Rasulullah shallallahu ‘alaihi wa sallam bersabda :

لَا يُؤْمِنُ أَحَدُكُمْ حَتَّى أَكُونَ أَحَبَّ إِلَيْهِ مِنْ وَلَدِهِ وَوَالِدِهِ وَالنَّاسِ أَجْمَعِينَ

“Seseorang tidaklah beriman (dengan sempurna) hingga aku lebih dicintainya dari anak dan orang tuanya serta manusia seluruhnya.”[7]

Dengan dua alasan inilah tidak ada alasan bagi siapa pun untuk tidak mencintai beliau shallallahu ‘alaihi wa sallam.[8]

BUKTI CINTA RASULULLAH

1. Mendahulukan dan mengutamakan beliau dari siapa pun

Hal ini dikarenakan Nabi shallallahu ‘alaihi wa sallam adalah makhluk pilihan dari Allah Ta’ala. Rasulullah shallallahu ‘alaihi wa sallam bersabda :

إِنَّ اللَّهَ اصْطَفَى كِنَانَةَ مِنْ وَلَدِ إِسْمَاعِيلَ وَاصْطَفَى قُرَيْشًا مِنْ كِنَانَةَ وَاصْطَفَى مِنْ قُرَيْشٍ بَنِى هَاشِمٍ وَاصْطَفَانِى مِنْ بَنِى هَاشِمٍ

“Sesungguhnya Allah telah memilih Kinanah yang terbaik dari keturunan Isma’il. Lalu Allah pilih Quraisy yang terbaik dari Kinanah. Allah pun memilih Bani Hasyim yang terbaik dari Quraisy. Lalu Allah pilih aku sebagai yang terbaik dari Bani Hasyim.”[9]

Di antara bentuk mendahulukan dan mengutamakan Nabi shallallahu ‘alaihi wa sallam dari siapa pun yaitu apabila pendapat ulama, kyai atau ustadz yang menjadi rujukannya bertentangan dengan hadits Nabi shallallahu ‘alaihi wa sallam, maka yang didahulukan adalah pendapat Nabi shallallahu ‘alaihi wa sallam. Sebagaimana yang dijelaskan oleh Imam Asy Syafi’i rahimahullah, “Kaum muslimin telah sepakat bahwa siapa saja yang telah jelas baginya ajaran Rasulullah shallallahu ‘alaihi wa sallam, maka tidak halal baginya untuk meninggalkannya karena perkataan yang lainnya.”[10]
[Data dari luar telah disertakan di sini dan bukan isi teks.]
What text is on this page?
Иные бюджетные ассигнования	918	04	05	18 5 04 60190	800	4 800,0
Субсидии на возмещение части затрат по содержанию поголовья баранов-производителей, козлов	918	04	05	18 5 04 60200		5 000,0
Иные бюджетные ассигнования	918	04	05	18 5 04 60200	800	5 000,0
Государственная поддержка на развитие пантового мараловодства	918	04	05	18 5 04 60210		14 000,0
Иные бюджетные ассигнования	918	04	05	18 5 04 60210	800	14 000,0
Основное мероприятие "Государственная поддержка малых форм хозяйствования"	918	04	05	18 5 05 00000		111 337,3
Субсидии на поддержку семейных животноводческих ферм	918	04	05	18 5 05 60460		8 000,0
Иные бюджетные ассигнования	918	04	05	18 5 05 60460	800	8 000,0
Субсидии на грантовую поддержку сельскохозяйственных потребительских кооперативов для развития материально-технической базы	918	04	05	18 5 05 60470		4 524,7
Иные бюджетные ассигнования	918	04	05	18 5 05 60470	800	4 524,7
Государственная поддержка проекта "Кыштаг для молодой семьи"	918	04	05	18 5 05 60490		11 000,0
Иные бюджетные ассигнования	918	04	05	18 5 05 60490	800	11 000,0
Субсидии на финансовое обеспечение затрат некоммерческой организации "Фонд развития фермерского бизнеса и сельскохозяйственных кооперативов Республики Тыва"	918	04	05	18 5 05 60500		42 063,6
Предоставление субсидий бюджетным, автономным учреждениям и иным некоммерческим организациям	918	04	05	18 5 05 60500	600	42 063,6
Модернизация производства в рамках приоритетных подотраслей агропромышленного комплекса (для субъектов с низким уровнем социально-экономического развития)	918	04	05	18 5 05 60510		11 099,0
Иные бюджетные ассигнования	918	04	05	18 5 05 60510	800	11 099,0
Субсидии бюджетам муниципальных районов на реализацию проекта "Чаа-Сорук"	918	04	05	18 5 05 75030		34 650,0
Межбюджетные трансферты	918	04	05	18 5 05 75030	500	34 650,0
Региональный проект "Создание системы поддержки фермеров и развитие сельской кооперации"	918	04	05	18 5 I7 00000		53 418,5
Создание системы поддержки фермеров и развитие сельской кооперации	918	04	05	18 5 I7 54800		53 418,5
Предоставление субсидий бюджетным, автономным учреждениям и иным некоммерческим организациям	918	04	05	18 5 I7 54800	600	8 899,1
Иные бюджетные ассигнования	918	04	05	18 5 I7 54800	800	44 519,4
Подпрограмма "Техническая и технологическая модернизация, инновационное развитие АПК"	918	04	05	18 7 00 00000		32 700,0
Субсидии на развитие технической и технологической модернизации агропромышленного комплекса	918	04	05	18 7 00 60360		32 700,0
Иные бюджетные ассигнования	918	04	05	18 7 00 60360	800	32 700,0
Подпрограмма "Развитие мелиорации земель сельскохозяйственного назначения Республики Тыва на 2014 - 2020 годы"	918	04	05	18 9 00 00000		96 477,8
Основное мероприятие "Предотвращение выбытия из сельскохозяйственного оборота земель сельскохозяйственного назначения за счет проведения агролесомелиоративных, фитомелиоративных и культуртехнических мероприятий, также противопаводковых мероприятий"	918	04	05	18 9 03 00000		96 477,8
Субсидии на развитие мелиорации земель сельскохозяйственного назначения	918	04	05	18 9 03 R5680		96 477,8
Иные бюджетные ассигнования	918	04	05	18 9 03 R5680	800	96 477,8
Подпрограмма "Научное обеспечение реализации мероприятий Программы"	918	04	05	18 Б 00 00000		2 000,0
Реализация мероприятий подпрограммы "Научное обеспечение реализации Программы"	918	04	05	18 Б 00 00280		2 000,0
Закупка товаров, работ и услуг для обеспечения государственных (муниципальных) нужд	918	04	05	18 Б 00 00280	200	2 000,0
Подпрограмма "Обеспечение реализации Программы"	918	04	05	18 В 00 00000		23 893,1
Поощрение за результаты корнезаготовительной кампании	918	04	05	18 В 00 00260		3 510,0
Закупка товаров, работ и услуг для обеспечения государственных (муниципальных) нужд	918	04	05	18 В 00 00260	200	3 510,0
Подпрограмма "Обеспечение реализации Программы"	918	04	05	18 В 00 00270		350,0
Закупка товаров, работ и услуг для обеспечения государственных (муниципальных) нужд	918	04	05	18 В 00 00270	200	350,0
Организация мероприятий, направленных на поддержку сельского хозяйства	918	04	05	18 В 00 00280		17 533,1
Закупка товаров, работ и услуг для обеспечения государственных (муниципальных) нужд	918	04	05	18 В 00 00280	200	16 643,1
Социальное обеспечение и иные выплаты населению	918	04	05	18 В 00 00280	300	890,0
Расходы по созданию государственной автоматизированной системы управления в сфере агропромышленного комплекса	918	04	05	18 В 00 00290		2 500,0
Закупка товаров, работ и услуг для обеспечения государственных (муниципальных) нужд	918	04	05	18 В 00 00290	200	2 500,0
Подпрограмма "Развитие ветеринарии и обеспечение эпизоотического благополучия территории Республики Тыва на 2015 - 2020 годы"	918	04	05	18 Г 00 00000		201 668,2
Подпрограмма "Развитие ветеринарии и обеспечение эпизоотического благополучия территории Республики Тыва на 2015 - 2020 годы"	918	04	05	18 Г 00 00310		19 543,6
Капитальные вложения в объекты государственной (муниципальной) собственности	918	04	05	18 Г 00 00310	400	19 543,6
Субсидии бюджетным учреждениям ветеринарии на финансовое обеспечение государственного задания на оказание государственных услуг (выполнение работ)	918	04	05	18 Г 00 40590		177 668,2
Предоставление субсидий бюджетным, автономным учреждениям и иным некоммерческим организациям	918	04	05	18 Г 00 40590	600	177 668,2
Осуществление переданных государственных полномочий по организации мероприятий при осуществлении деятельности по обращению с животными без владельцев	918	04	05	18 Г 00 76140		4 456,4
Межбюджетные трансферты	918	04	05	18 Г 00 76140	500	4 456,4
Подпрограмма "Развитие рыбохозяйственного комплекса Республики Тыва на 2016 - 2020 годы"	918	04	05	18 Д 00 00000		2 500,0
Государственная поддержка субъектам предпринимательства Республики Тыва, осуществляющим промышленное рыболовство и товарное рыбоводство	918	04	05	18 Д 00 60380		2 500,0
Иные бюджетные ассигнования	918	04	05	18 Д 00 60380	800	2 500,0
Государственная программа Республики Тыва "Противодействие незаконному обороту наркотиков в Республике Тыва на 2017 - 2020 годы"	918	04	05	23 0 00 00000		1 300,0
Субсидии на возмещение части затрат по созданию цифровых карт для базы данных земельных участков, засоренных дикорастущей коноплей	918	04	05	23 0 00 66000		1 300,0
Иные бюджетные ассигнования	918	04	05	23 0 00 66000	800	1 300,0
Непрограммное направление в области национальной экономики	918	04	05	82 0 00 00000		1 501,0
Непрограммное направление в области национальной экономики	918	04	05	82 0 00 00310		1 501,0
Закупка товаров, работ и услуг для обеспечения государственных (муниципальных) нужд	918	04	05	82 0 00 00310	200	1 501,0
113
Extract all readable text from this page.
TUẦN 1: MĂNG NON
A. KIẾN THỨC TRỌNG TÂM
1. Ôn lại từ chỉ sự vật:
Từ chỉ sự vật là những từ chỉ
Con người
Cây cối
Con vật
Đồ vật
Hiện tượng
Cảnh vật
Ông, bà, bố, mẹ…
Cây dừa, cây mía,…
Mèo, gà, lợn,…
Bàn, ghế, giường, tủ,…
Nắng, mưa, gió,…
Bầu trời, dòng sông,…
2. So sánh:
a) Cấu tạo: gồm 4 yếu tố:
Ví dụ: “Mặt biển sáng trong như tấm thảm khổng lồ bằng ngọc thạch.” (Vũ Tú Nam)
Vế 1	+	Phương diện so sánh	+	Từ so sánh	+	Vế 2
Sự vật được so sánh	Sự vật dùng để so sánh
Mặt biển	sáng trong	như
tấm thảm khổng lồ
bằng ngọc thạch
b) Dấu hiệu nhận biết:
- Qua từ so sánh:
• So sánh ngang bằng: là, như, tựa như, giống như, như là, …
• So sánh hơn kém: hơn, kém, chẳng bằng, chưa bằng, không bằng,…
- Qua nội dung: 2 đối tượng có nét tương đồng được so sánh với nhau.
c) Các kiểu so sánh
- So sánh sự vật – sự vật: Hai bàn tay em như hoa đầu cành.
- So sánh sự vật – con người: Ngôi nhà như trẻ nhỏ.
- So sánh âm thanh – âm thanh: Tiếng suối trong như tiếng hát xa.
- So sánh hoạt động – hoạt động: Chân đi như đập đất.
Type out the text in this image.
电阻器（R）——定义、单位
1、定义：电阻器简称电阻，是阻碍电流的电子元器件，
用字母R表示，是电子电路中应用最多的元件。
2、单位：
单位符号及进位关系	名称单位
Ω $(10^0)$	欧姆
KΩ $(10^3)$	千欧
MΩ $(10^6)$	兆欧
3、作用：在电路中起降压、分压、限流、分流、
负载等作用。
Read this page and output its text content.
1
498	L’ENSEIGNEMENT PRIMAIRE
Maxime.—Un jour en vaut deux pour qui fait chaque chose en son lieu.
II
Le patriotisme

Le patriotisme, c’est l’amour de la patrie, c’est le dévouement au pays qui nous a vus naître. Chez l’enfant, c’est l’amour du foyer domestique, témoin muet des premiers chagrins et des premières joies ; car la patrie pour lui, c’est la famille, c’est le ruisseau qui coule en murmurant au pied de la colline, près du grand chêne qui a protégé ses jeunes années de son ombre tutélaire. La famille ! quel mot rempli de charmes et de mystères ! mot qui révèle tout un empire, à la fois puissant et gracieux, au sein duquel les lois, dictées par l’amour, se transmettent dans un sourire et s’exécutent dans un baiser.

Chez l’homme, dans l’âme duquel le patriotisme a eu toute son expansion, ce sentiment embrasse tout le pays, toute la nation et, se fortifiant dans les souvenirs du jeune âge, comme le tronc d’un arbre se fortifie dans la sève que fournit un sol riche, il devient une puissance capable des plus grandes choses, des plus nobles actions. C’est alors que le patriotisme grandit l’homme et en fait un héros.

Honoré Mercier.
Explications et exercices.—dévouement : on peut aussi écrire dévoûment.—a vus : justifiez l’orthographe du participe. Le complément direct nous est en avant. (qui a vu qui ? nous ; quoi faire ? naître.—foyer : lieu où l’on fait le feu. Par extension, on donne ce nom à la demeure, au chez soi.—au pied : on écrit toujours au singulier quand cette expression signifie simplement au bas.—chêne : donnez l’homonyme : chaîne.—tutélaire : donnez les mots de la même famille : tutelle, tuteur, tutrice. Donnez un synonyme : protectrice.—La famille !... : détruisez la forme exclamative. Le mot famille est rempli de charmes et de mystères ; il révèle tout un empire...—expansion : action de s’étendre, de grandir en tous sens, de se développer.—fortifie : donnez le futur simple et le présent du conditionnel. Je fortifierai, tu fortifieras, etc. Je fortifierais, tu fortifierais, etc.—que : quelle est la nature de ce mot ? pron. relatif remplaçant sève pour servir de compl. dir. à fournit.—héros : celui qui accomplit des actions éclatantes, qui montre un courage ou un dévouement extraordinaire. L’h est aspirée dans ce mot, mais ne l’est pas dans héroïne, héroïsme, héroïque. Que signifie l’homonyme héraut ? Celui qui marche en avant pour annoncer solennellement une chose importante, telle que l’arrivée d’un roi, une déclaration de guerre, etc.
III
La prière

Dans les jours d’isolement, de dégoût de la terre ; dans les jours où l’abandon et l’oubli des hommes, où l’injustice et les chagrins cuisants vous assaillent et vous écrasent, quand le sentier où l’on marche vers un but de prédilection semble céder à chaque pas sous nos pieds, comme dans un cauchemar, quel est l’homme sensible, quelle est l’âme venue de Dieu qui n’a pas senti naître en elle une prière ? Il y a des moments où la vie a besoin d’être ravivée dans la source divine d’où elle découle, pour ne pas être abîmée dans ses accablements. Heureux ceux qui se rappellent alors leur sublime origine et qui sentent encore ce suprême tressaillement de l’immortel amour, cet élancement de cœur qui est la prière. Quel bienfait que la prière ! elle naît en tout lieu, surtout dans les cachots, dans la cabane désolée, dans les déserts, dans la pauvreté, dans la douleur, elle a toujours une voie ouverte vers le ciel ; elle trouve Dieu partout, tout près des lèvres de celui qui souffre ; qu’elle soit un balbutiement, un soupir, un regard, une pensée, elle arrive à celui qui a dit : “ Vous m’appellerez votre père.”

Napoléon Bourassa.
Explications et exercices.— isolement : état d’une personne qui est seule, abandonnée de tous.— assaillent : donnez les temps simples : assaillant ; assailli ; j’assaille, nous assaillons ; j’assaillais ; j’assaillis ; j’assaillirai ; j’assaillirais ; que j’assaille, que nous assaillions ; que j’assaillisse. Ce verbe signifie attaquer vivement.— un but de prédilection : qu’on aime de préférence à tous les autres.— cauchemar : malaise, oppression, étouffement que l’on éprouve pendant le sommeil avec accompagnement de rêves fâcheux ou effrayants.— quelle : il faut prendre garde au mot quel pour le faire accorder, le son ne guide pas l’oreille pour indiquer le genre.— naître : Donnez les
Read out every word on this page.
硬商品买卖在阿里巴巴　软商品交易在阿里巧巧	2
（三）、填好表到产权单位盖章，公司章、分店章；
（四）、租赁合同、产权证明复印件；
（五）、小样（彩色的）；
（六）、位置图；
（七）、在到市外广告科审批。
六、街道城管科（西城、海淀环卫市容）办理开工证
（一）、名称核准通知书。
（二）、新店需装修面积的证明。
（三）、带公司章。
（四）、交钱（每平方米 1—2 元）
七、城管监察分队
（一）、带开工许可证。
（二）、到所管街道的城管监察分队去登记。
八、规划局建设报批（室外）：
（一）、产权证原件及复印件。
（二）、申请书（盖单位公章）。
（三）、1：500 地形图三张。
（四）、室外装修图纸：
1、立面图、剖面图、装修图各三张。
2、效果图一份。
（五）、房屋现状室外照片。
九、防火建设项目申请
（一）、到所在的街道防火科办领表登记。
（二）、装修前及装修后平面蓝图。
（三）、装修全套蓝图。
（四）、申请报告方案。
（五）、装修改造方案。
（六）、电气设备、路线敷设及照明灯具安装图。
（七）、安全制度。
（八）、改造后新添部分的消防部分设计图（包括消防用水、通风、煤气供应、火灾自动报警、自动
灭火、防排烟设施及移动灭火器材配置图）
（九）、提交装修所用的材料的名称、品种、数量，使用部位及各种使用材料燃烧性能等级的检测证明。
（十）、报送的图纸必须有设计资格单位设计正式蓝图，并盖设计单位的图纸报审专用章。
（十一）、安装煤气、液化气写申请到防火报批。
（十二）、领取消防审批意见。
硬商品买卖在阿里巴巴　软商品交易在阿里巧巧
2. Membenarkan segala yang disampaikan oleh Nabi shallallahu ’alaihi wa sallam

Termasuk prinsip keimanan dan pilarnya yang utama ialah mengimani kemaksuman Nabi shallallahu ’alaihi wa sallam dari dusta atau buhtan (fitnah) dan membenarkan segala yang dikabarkan beliau tentang perkara yang telah berlalu, sekarang, dan akan datang. Karena Allah Ta’ala berfirman :

وَالنَّجْمِ إِذَا هَوَى (1)
مَا ضَلَّ صَاحِبُكُمْ وَمَا غَوَى (2)
وَمَا يَنْطِقُ عَنِ الْهَوَى (3)
إِنْ هُوَ إِلَّا وَحْيٌ يُوحَى (4)

”Demi bintang ketika terbenam. Kawanmu (Muhammad) tidak sesat dan tidak pula keliru. Dan tiadalah yang diucapkannya itu (Al-Quran) menurut kemauan hawa nafsunya. Ucapannya itu tiada lain hanyalah wahyu yang diwahyukan (kepadanya).”
(QS. An Najm: 1-4)

3. Beradab di sisi Nabi shallallahu ’alaihi wa sallam

Di antara bentuk adab kepada Nabi shallallahu ’alaihi wa sallam adalah memuji beliau dengan pujian yang layak baginya. Pujian yang paling mendalam ialah pujian yang diberikan oleh Rabb-nya dan pujian beliau terhadap dirinya sendiri, dan yang paling utama adalah shalawat dan salam kepada beliau. Nabi shallallahu ‘alaihi wa sallam bersabda :

الْبَخِيلُ الَّذِي مَنْ ذُكِرْتُ عِنْدَهُ فَلَمْ يُصَلِّ عَلَيَّ

“Orang yang bakhil (pelit) adalah orang yang apabila namaku disebut di sisinya, dia tidak bershalawat kepadaku.”[11]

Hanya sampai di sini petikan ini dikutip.